The selenophosphate synthetase 2 (SPS2) is the enzyme that catalyses the generation of a Se donor (selenophosphate) which is required for Sec biosynthesis. In addition, it is a selenoprotein. In P. schlosseri, it is encoded by two different contigs (KN484547.1 and KN469560.1) as it is shown in the results. The first exon of the protein contains the selenocysteine residue.
In this case, Seblastian could not predict any selenoprotein. A possible explanation to this fact could be that the sequence introduced was obtained from one or the other contig so it was not the full-length sequence. However, a SECIS element was found in the 3’UTR by using SECISearch3.
The approaches that have been used reveal that eEFsec, SECp43 proteins and SecS have a very high identity with the ones in zebrafish: the obtained alignments were almost perfect. It could be thought that, the conservation of this machinery proteins structure is really important for their function and they do not accept mutations in many sites.
It is important to consider that none of them are selenoproteins because there is not a sec residue among their sequences. Nevertheless, a SECIS element could be predicted in the 3’UTR for eEFsec, Trnau1apa and SecS. Thus, giving clues about how it could have evolved: probably changing the selenocysteine residue to a cysteine one.
It is important to take into account that for SECp43 family, which is composed of two proteins, three hits were found.
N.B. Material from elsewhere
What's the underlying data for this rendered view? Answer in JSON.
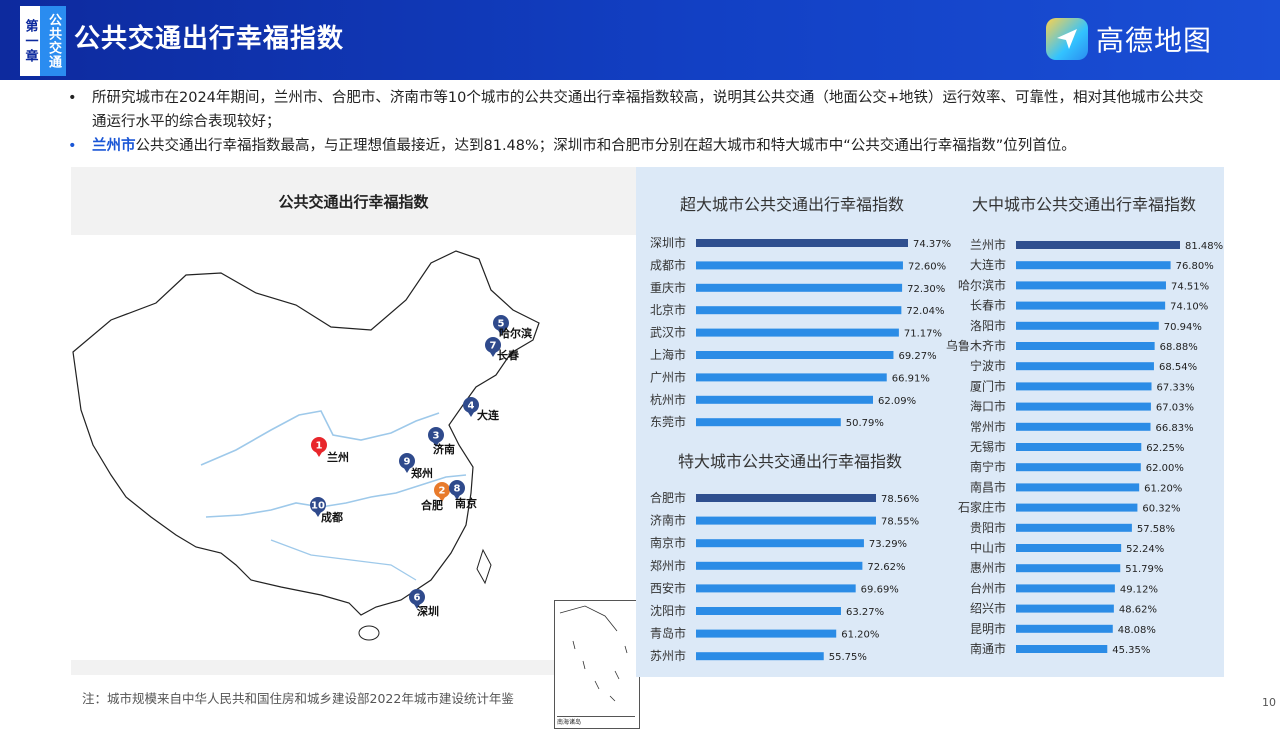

The first hit obtained for each protein was assigned, KN468817.1 to Trnau1apa and KN484243.1 to C2H6orf52, since they are closer phylogenetically and consequently they have higher homology.
The third hit that remained unassigned contained four selenocysteine residues in contrast to these zebrafish proteins which are Cys-containing proteins, meaning it could encode a selenoprotein. This finding could be supported by the prediction of a SECIS element in contig KN472084.1. However, the homology of the predicted protein with Trnau1apa is too low to be considered valid.
The alignments between these zebrafish machinery proteins and the genome of P. schlosseri were good enough to consider valid the obtained hit in each case. However, a deeper analysis of the alignments revealed how P. schlosseri sequences had some highly conserved parts whereas others were poorly conserved (unlike machinery proteins described above).
In this case, the more preserved regions could correspond to the protein active site or other domains extremely necessaries in order to maintain its functionality.